Since the TCP/IP protocol is complex and beyond the scope of my knowledge at this point, I stuck with the minimum requirements needed to establish the RAS Connection. Creating the dial-up networking connection was similar to other connections I had created on my workstations. I entered the phone number (as well as alternate numbers) and set the dialer properties, defined TCP/IP as the protocol, defined the primary and secondary DNS addresses, and fired up the connection. At first, the connection would terminate immediately after the remote computer answered. It turns out that the security settings for the dial-up connection were the culprit—the connection accepted only encrypted authentication. The authentication protocol defines the way that the server and client exchange the username and password (this information can be encrypted for security reasons). My ISP uses PAP (Password Authentication Protocol) in which a simple, unencrypted password is acceptable–NT wouldn’t accept the unencrypted data and terminated the connection. To specify PAP as the protocol, I enabled the Allow any authentication including clear text option and tried again. Once the Internet connection worked, I began evaluating software that would let me share a single Internet connection among multiple workstations. I.Share, developed by Artisoft., defines a single Internet connection on the server as a shareable resource. If the workstation has the client software installed, any winsock connection will elicit the appropriate resource on the server computer and dial-out to the Internet. Another piece of software, named WinGate, uses proxy server technology to perform the same functions. This research has spawned interest in the TCP/IP protocol and other Internet-related technologies: proxy servers, web servers, firewalls, routers, T1 and ISDN, and so on.

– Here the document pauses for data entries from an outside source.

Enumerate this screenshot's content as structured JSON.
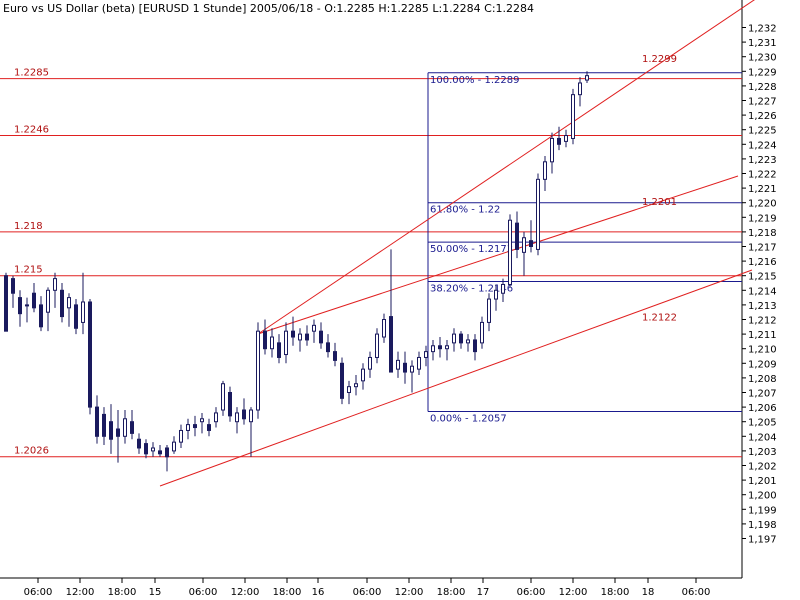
{
  "header": {
    "title": "Euro vs US Dollar (beta) [EURUSD  1 Stunde] 2005/06/18 - O:1.2285 H:1.2285 L:1.2284 C:1.2284"
  },
  "colors": {
    "background": "#ffffff",
    "candle": "#1a1a5e",
    "level_line": "#e02020",
    "fib_line": "#1a1a8e",
    "axis": "#000000"
  },
  "chart_data": {
    "type": "candlestick",
    "title": "Euro vs US Dollar (beta) [EURUSD  1 Stunde] 2005/06/18 - O:1.2285 H:1.2285 L:1.2284 C:1.2284",
    "ylim": [
      1.196,
      1.233
    ],
    "y_ticks": [
      "1,232",
      "1,231",
      "1,230",
      "1,229",
      "1,228",
      "1,227",
      "1,226",
      "1,225",
      "1,224",
      "1,223",
      "1,222",
      "1,221",
      "1,220",
      "1,219",
      "1,218",
      "1,217",
      "1,216",
      "1,215",
      "1,214",
      "1,213",
      "1,212",
      "1,211",
      "1,210",
      "1,209",
      "1,208",
      "1,207",
      "1,206",
      "1,205",
      "1,204",
      "1,203",
      "1,202",
      "1,201",
      "1,200",
      "1,199",
      "1,198",
      "1,197"
    ],
    "x_ticks": [
      "06:00",
      "12:00",
      "18:00",
      "15",
      "06:00",
      "12:00",
      "18:00",
      "16",
      "06:00",
      "12:00",
      "18:00",
      "17",
      "06:00",
      "12:00",
      "18:00",
      "18",
      "06:00"
    ],
    "horizontal_levels": [
      {
        "label": "1.2285",
        "value": 1.2285
      },
      {
        "label": "1.2246",
        "value": 1.2246
      },
      {
        "label": "1.218",
        "value": 1.218
      },
      {
        "label": "1.215",
        "value": 1.215
      },
      {
        "label": "1.2026",
        "value": 1.2026
      }
    ],
    "fib_levels": [
      {
        "label": "100.00% - 1.2289",
        "value": 1.2289
      },
      {
        "label": "61.80% - 1.22",
        "value": 1.22
      },
      {
        "label": "50.00% - 1.2173",
        "value": 1.2173
      },
      {
        "label": "38.20% - 1.2146",
        "value": 1.2146
      },
      {
        "label": "0.00% - 1.2057",
        "value": 1.2057
      }
    ],
    "trendline_labels": [
      {
        "label": "1.2299",
        "value": 1.2299
      },
      {
        "label": "1.2201",
        "value": 1.2201
      },
      {
        "label": "1.2122",
        "value": 1.2122
      }
    ],
    "candles": [
      [
        1.215,
        1.2152,
        1.2112,
        1.2112
      ],
      [
        1.2148,
        1.215,
        1.2128,
        1.2138
      ],
      [
        1.2135,
        1.214,
        1.2115,
        1.2124
      ],
      [
        1.213,
        1.2135,
        1.2118,
        1.213
      ],
      [
        1.2138,
        1.2145,
        1.2125,
        1.2128
      ],
      [
        1.213,
        1.2136,
        1.2112,
        1.2115
      ],
      [
        1.2125,
        1.2142,
        1.2112,
        1.214
      ],
      [
        1.214,
        1.2152,
        1.2128,
        1.2148
      ],
      [
        1.214,
        1.2145,
        1.2118,
        1.2122
      ],
      [
        1.2128,
        1.2138,
        1.2115,
        1.2135
      ],
      [
        1.213,
        1.2134,
        1.211,
        1.2114
      ],
      [
        1.2118,
        1.2152,
        1.211,
        1.2132
      ],
      [
        1.2132,
        1.2134,
        1.2055,
        1.206
      ],
      [
        1.206,
        1.2068,
        1.2035,
        1.204
      ],
      [
        1.2055,
        1.206,
        1.2034,
        1.204
      ],
      [
        1.205,
        1.2062,
        1.2028,
        1.2038
      ],
      [
        1.2045,
        1.2058,
        1.2022,
        1.204
      ],
      [
        1.204,
        1.2058,
        1.2035,
        1.2052
      ],
      [
        1.205,
        1.2058,
        1.2038,
        1.2042
      ],
      [
        1.2038,
        1.2042,
        1.2028,
        1.2032
      ],
      [
        1.2035,
        1.2038,
        1.2025,
        1.2028
      ],
      [
        1.203,
        1.2036,
        1.2026,
        1.2032
      ],
      [
        1.203,
        1.2034,
        1.2026,
        1.2028
      ],
      [
        1.2032,
        1.2034,
        1.2016,
        1.2026
      ],
      [
        1.203,
        1.204,
        1.2028,
        1.2036
      ],
      [
        1.2036,
        1.2048,
        1.2032,
        1.2044
      ],
      [
        1.2044,
        1.2052,
        1.2038,
        1.2048
      ],
      [
        1.2048,
        1.2054,
        1.204,
        1.2046
      ],
      [
        1.205,
        1.2056,
        1.2042,
        1.2052
      ],
      [
        1.2048,
        1.2052,
        1.204,
        1.2044
      ],
      [
        1.205,
        1.206,
        1.2046,
        1.2056
      ],
      [
        1.2058,
        1.2078,
        1.2054,
        1.2076
      ],
      [
        1.207,
        1.2074,
        1.205,
        1.2054
      ],
      [
        1.205,
        1.206,
        1.2042,
        1.2056
      ],
      [
        1.2058,
        1.2066,
        1.2048,
        1.2052
      ],
      [
        1.205,
        1.206,
        1.2026,
        1.2058
      ],
      [
        1.2058,
        1.2118,
        1.2052,
        1.2112
      ],
      [
        1.2112,
        1.212,
        1.2096,
        1.21
      ],
      [
        1.21,
        1.2114,
        1.2094,
        1.2108
      ],
      [
        1.2104,
        1.211,
        1.209,
        1.2094
      ],
      [
        1.2096,
        1.2118,
        1.209,
        1.2112
      ],
      [
        1.2112,
        1.2122,
        1.2102,
        1.2108
      ],
      [
        1.2106,
        1.2114,
        1.2098,
        1.211
      ],
      [
        1.211,
        1.2116,
        1.2102,
        1.2106
      ],
      [
        1.2112,
        1.212,
        1.2104,
        1.2116
      ],
      [
        1.2112,
        1.2118,
        1.21,
        1.2104
      ],
      [
        1.2104,
        1.211,
        1.2094,
        1.2098
      ],
      [
        1.2098,
        1.2104,
        1.2088,
        1.2092
      ],
      [
        1.209,
        1.2094,
        1.2062,
        1.2066
      ],
      [
        1.207,
        1.2078,
        1.2062,
        1.2074
      ],
      [
        1.2074,
        1.2082,
        1.2068,
        1.2076
      ],
      [
        1.2078,
        1.209,
        1.2072,
        1.2086
      ],
      [
        1.2086,
        1.2098,
        1.208,
        1.2094
      ],
      [
        1.2094,
        1.2114,
        1.209,
        1.211
      ],
      [
        1.2108,
        1.2124,
        1.2104,
        1.212
      ],
      [
        1.2122,
        1.2168,
        1.2084,
        1.2084
      ],
      [
        1.2086,
        1.2098,
        1.208,
        1.2092
      ],
      [
        1.209,
        1.2098,
        1.2076,
        1.2084
      ],
      [
        1.2084,
        1.2092,
        1.207,
        1.2088
      ],
      [
        1.2086,
        1.2098,
        1.2082,
        1.2094
      ],
      [
        1.2094,
        1.2102,
        1.2088,
        1.2098
      ],
      [
        1.2098,
        1.2106,
        1.2092,
        1.2102
      ],
      [
        1.2102,
        1.2108,
        1.2094,
        1.21
      ],
      [
        1.21,
        1.2106,
        1.2092,
        1.2102
      ],
      [
        1.2104,
        1.2114,
        1.2098,
        1.211
      ],
      [
        1.211,
        1.2112,
        1.21,
        1.2104
      ],
      [
        1.2104,
        1.211,
        1.2098,
        1.2106
      ],
      [
        1.2106,
        1.211,
        1.2092,
        1.2098
      ],
      [
        1.2104,
        1.2122,
        1.21,
        1.2118
      ],
      [
        1.2118,
        1.2138,
        1.2112,
        1.2134
      ],
      [
        1.2134,
        1.2144,
        1.2126,
        1.214
      ],
      [
        1.2138,
        1.2148,
        1.2132,
        1.2144
      ],
      [
        1.2144,
        1.2192,
        1.2142,
        1.2188
      ],
      [
        1.2186,
        1.2194,
        1.2162,
        1.2168
      ],
      [
        1.2166,
        1.218,
        1.215,
        1.2176
      ],
      [
        1.2174,
        1.2188,
        1.2166,
        1.217
      ],
      [
        1.2168,
        1.222,
        1.2164,
        1.2216
      ],
      [
        1.2216,
        1.2232,
        1.2208,
        1.2228
      ],
      [
        1.2228,
        1.2248,
        1.222,
        1.2244
      ],
      [
        1.2244,
        1.2252,
        1.2236,
        1.224
      ],
      [
        1.2242,
        1.225,
        1.2238,
        1.2246
      ],
      [
        1.2244,
        1.2278,
        1.224,
        1.2274
      ],
      [
        1.2274,
        1.2286,
        1.2266,
        1.2282
      ],
      [
        1.2284,
        1.229,
        1.2282,
        1.2287
      ]
    ]
  }
}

This project has reaffirmed my interests in LAN management and technologies. Setting up and administering a small LAN has taken a lot of mystery out of the process. I’ve touched on the basic configuration of network protocols (on the server and client side), hardware configuration, user and group management, shares and permissions, and even Remote Access Service. Before I began the installation, I didn’t understand many these concepts or how they worked in Windows NT Server. At the same time, the introduction of new concepts has opened doors to new mysteries and illuminated a lot of the limitations in my knowledge. However, this is by no means intimidating. The relative ease at which this project progressed (with the exception the Zip driver installation) has bolstered my confidence and reaffirmed my decision to make LAN Administration a primary interest if not a primary career choice. When I graduated from college as an English major, I still hadn’t found anything I was truly passionate about and I had no idea what I was going to do for a living. Shortly after I purchased by first computer, those questions were answered. Now, as I sit here in room full of computers and anti-static bags, I’m one step closer to finding out which part of the computer industry I want to stake my claim in. This project has awakened me to the incredible breadth of networking technology. Understanding the broader concepts behind local and global networks is one thing; understanding how different software technologies (such as NT) utilize these concepts is another. There’s still a lot to learn, but there’s nothing a little study time and experience won’t take care of.